RİSK BİLDİRİMİ NEDİR?
Sözleşmelerde Dürüstlük Kuralının En Kritik Uzantısı
Risk bildirimi, kökünü culpa in contrahendo ilkesi—yani sözleşme öncesi görüşmelerde kusurlu davranıştan kaynaklanan sorumluluk—ve Türk hukukunda dürüstlük kuralından alan temel bir yükümlülüktür.

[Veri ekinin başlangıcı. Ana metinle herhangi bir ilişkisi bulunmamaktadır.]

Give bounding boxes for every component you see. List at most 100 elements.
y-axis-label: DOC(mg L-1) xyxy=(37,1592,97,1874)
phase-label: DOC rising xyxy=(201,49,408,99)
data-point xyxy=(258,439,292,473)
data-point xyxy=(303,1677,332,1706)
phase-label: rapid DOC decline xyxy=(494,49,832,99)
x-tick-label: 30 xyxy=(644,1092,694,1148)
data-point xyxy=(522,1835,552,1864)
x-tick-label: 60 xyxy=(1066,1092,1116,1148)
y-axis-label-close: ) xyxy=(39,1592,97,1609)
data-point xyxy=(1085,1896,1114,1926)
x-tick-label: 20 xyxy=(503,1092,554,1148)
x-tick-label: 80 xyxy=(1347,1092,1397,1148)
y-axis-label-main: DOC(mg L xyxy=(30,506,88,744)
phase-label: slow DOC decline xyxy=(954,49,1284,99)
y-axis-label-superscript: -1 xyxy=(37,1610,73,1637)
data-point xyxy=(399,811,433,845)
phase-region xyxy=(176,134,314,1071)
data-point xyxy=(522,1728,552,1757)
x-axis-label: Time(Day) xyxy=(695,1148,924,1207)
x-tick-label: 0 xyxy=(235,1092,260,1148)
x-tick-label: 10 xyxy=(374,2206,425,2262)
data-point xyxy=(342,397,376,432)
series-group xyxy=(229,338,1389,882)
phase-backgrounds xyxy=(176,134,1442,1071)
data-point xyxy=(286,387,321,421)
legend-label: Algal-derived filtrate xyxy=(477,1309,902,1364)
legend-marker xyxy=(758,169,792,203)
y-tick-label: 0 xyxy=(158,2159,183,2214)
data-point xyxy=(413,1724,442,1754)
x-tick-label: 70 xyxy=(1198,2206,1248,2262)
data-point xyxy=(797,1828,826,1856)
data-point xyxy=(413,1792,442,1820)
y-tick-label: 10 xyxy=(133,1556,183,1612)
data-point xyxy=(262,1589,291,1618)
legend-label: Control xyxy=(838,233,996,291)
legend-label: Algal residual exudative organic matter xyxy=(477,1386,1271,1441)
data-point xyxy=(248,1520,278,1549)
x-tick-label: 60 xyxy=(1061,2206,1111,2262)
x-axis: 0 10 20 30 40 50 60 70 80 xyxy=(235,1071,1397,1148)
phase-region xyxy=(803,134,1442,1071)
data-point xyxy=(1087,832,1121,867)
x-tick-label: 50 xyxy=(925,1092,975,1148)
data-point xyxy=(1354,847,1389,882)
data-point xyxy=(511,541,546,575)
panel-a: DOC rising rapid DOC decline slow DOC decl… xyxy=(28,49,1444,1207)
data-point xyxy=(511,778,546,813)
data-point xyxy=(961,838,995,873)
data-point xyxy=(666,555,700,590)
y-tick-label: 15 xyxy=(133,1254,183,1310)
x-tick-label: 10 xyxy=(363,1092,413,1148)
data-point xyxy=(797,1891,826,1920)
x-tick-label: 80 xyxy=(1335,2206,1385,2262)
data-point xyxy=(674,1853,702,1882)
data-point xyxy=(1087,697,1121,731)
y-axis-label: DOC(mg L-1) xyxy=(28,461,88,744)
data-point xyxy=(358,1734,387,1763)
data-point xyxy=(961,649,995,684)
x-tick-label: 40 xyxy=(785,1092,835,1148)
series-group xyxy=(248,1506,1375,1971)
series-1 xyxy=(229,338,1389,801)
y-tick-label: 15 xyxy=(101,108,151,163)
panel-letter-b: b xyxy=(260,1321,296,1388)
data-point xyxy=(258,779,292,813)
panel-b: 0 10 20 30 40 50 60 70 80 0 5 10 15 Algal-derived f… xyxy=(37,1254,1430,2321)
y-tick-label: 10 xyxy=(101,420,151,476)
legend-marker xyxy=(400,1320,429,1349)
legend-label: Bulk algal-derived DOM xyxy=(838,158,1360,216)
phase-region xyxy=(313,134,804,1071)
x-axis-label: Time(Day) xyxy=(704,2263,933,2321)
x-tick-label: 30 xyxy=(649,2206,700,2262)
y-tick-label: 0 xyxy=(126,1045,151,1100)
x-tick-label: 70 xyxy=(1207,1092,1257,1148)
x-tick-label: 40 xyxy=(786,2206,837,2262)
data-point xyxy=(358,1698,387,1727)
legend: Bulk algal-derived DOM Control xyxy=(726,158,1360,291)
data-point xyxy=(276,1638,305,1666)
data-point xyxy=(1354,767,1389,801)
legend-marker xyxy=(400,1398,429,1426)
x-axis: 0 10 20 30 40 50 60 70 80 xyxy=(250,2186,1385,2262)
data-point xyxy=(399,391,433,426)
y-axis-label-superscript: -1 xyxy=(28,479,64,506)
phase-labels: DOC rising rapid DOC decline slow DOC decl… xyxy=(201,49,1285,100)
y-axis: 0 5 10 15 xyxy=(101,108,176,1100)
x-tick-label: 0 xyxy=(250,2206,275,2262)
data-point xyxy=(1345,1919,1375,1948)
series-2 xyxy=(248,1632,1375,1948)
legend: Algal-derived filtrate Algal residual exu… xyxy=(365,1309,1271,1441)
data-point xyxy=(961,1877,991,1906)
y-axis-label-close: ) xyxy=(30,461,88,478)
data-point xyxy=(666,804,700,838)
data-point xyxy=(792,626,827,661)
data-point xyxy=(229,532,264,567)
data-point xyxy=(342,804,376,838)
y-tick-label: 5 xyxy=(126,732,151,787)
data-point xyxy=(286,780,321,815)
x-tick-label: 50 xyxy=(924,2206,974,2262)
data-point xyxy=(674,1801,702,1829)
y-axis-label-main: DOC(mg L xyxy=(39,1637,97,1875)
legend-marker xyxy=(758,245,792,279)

Taraflar arasında bir sözleşme kurulmadan önce, daha güçlü, daha bilgili veya profesyonel konumda olan tarafın, diğer tarafa işlemle ilgili riskleri açık, anlaşılabilir ve yanıltıcı olmayan biçimde bildirmesi gerekir.
Bu yükümlülük sadece sözleşme kurulmadan önce değil; çerçeve sözleşmelerde veya sürekli borç ilişkilerinde her bir riskli işlem öncesi yeniden ortaya çıkabilen, sözleşme sonrası dürüst davranma borcunun somut görünüm biçimidir.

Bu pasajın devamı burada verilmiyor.